Greetings Dear Reader,

I awoke this morning from a horrid nightmare.  It is one that has been recurring for the last four years.  I know that it is not real.  I know that it is my mind trying to work out feelings of betrayal.  None of this lessens the fear and pain of the moment.  What I must do each time I have this nightmare is assure that it does not stem from retained anger or bitterness on my part.  The people involved are forgiven but like a physical wound this wound to my spirit still has not healed and the scarring is deep.

The one I follow forgave the people who murdered him as he was dying.  “Father forgive them.  They don’t know what they are doing.”  Following this example is sometimes very difficult.  I realized just last week that I had failed to fully forgive a coworker who had wronged me.  It came out in a moment of conversation and a single line of comment that was not untrue but was inappropriate.  In examining my action I realized that I had not forgiven and that is so very dangerous.
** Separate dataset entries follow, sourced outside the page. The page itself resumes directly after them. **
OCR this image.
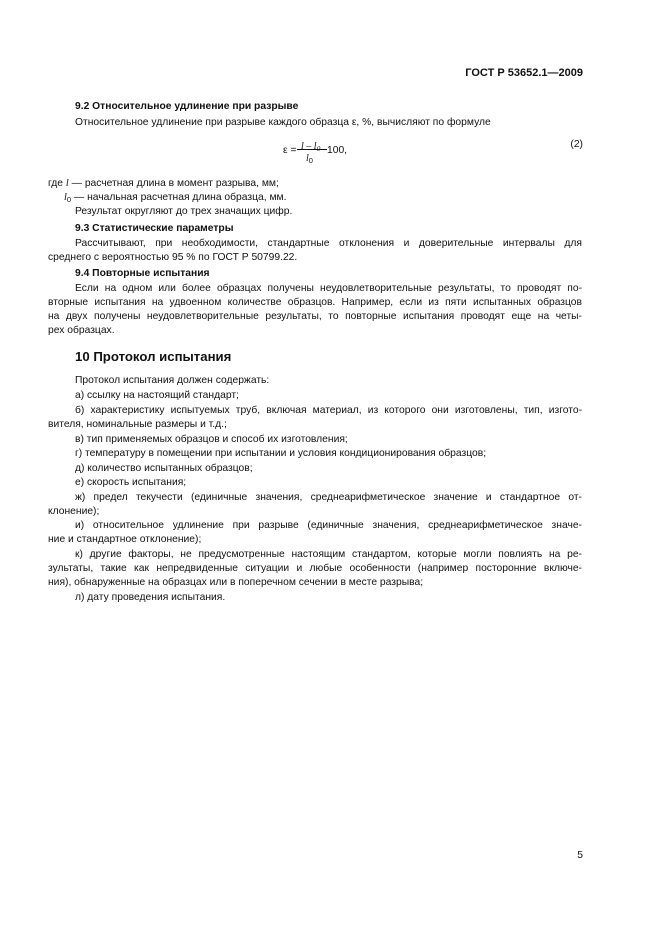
ГОСТ Р 53652.1—2009
9.2 Относительное удлинение при разрыве
Относительное удлинение при разрыве каждого образца ε, %, вычисляют по формуле
$\varepsilon = l - l_0$
$l_0$
100,
(2)
где l — расчетная длина в момент разрыва, мм;
$l_0$ — начальная расчетная длина образца, мм.
Результат округляют до трех значащих цифр.
9.3 Статистические параметры
Рассчитывают, при необходимости, стандартные отклонения и доверительные интервалы для
среднего с вероятностью 95 % по ГОСТ Р 50799.22.
9.4 Повторные испытания
Если на одном или более образцах получены неудовлетворительные результаты, то проводят по-
вторные испытания на удвоенном количестве образцов. Например, если из пяти испытанных образцов
на двух получены неудовлетворительные результаты, то повторные испытания проводят еще на четы-
рех образцах.
10 Протокол испытания
Протокол испытания должен содержать:
а) ссылку на настоящий стандарт;
б) характеристику испытуемых труб, включая материал, из которого они изготовлены, тип, изгото-
вителя, номинальные размеры и т.д.;
в) тип применяемых образцов и способ их изготовления;
г) температуру в помещении при испытании и условия кондиционирования образцов;
д) количество испытанных образцов;
е) скорость испытания;
ж) предел текучести (единичные значения, среднеарифметическое значение и стандартное от-
клонение);
и) относительное удлинение при разрыве (единичные значения, среднеарифметическое значе-
ние и стандартное отклонение);
к) другие факторы, не предусмотренные настоящим стандартом, которые могли повлиять на ре-
зультаты, такие как непредвиденные ситуации и любые особенности (например посторонние включе-
ния), обнаруженные на образцах или в поперечном сечении в месте разрыва;
л) дату проведения испытания.
5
I dealt with the issue and realized how much it is necessary to keep very short accounts of every wrong.  So this brings me back to the nightmare.  I must have the courage to purge my own feelings of anger and hurt.  I know that the people involved in my nightmare are forgiven and that they do not realize the full extent of what they did.  So I wonder why this thing haunts me.  I no longer awake from it screaming although what occurs merits such.  It does drive me to Christ when it happens and that is always welcome. 

The thing that is positive in the shadow of this painful re-visitation is that I find myself embracing that it takes courage to follow Christ.  If I am to give over this deep dark place to him it takes courage.  If I am to follow fully I must endure the horror ridden reminder of betrayal with a pre-loaded disposition to ask, “Father forgive them, they don’t know what they did.” 

I can order my mind to soberly approach the perspective that I know this nightmare may happen again.  God knows it too.  He has already provided the grace necessary for me to have the right heart regarding things and the grace to redeem everyone involved.  So on the private canvas of night my mind will sometimes paint things that terrify me.  Sometimes these horror shorts will be related to real events.  I must examine honestly the source of such things and determine to follow Christ no matter the cost. This takes courage and he promises to provide that as well.

Like the fictional character that is my namesake, I must accept that even the nightmare can be tamed, ridden, and turned to the purpose of following Christ.  Since I cannot control the arrival I will ride him down the path to pursue Christ that much faster.

Wishing you joy in the journey,

Aramis Thorn
Mat 13:52 So Jesus said to them, "That is why every writer who has become a disciple of Christ’s rule of the universe is like a home owner. He liberally hands out new and old things from his great treasure store."